International Workingmens Association 1868
Record of Speech by Karl Marx
Source: MECW Volume 21, p. 320;
First published: in The Bee-Hive Newspaper, May 30 and June 20, 1868.
Marx made these speeches to substantiate his proposal to change the venue of the congress and the subsequent withdrawal of the relevant resolution. The record of his speeches is reproduced from The Bee-Hive Newspaper because it is more detailed than in the Minute Book of the General Council.
Notice of motion was given that a resolution should be moved on Tuesday next to cancel the resolution of the last congress appointing Brussels as the place of meeting for the next congress, and that London be appointed instead.
The Council considers it incompatible with the honour and dignity of the Association to assemble a congress, surrounded, as it would be, by French spies, and in a country whose Government is capable of committing such wanton outrages as have been perpetrated against the half-starved miners of Charleroi. [392]
The mover of the resolutions then stated, that besides the foregoing assurances things had transpired since he had given notice which compelled the Council to abstain from revoking the vote of the Laussane Congress.[393] The Belgian section had already taken action. M. Bara, the Minister of Justice, was reported to have said in the Chamber of Deputies, that he would not permit the Congress to assemble; in a remonstrance signed by all the members of the Brussels committee and the executive of the Free Workmen an affiliated political society of Verviers, the resident members of the Association had declared that in spite of all the vain rhodomontade of the Minister of Justice, the International Congress should be held at Brussels. The question, therefore, was strictly one of resistance of the Belgian working men against the police regulations of their government, with which the Council had no right to interfere. He should, therefore, withdraw his resolutions.
392 During a strike by Charleroi miners in Spring of 1868 against a four-day week imposed by the mine-owners, 22 miners were arrested and put on trial. The International hired lawyers to defend the miners and ran a campaign in their defence. The miners achieved wide public support and were ultimately acquitted.

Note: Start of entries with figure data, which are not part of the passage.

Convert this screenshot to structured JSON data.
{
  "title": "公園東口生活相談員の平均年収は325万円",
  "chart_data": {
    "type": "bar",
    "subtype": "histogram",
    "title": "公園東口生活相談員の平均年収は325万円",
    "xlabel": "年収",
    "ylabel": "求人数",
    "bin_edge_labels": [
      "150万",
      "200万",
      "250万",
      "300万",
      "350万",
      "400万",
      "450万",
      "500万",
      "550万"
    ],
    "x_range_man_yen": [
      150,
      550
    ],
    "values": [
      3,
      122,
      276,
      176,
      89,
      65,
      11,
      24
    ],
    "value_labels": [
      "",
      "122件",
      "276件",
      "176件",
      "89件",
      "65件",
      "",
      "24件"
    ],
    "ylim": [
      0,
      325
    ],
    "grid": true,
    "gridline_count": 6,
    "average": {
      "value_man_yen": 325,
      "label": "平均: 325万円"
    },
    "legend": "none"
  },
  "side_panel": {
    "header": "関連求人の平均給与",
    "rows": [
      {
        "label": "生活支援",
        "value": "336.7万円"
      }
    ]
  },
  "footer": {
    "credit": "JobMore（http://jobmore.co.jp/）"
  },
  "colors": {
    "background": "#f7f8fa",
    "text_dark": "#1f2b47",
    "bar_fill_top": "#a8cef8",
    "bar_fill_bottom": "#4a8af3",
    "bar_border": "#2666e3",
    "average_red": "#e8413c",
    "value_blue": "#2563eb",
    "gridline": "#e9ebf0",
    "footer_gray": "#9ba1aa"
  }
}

393 The Lausanne Congress of the International in 1867 designated Brussels as the venue of the next general congress. On February 24, 1868, the General Council called on all sections to begin preparing the Congress agenda. However, the Belgian Minister of Justice, Jules Bara, declared in the Chamber of Deputies on May 16 that he would not permit the convocation of the Congress in Brussels and urged the deputies to renew the Aliens Law of 1835, under which any foreigner could be expelled from the country as politically unreliable. In view of this, at the General Council meeting of May 26, 1868, Marx raised the question of not meeting in Brussels (see The Bee-Hive Newspaper, May 30, 1868). The resolution drawn up by Marx to this effect was read by Jung at the General Council meeting of June 2, since Marx had left for Manchester.
Baras statement and the prolongation of the Aliens Law caused great discontent in Belgium. The Brussels Section of the International sent the Minister a protest letter which was published in La Tribune du Peuple, May 24, 1868.
In their letters to the General Council, De Paepe and Vandenhouten, the leaders of the Brussels Section, urged the Council not to yield to the government because this threatened the further existence of the International in Belgium. Consequently, on Marxs proposal, the General Council meeting of June 16 cancelled the resolution of June 2 and Brussels remained the venue for the next annual congress.
The text of the June 2 resolution was included in the Minutes of the General Council meeting of June 2, 1868, and was also published in The Bee-Hive Newspaper, June 6, 1868.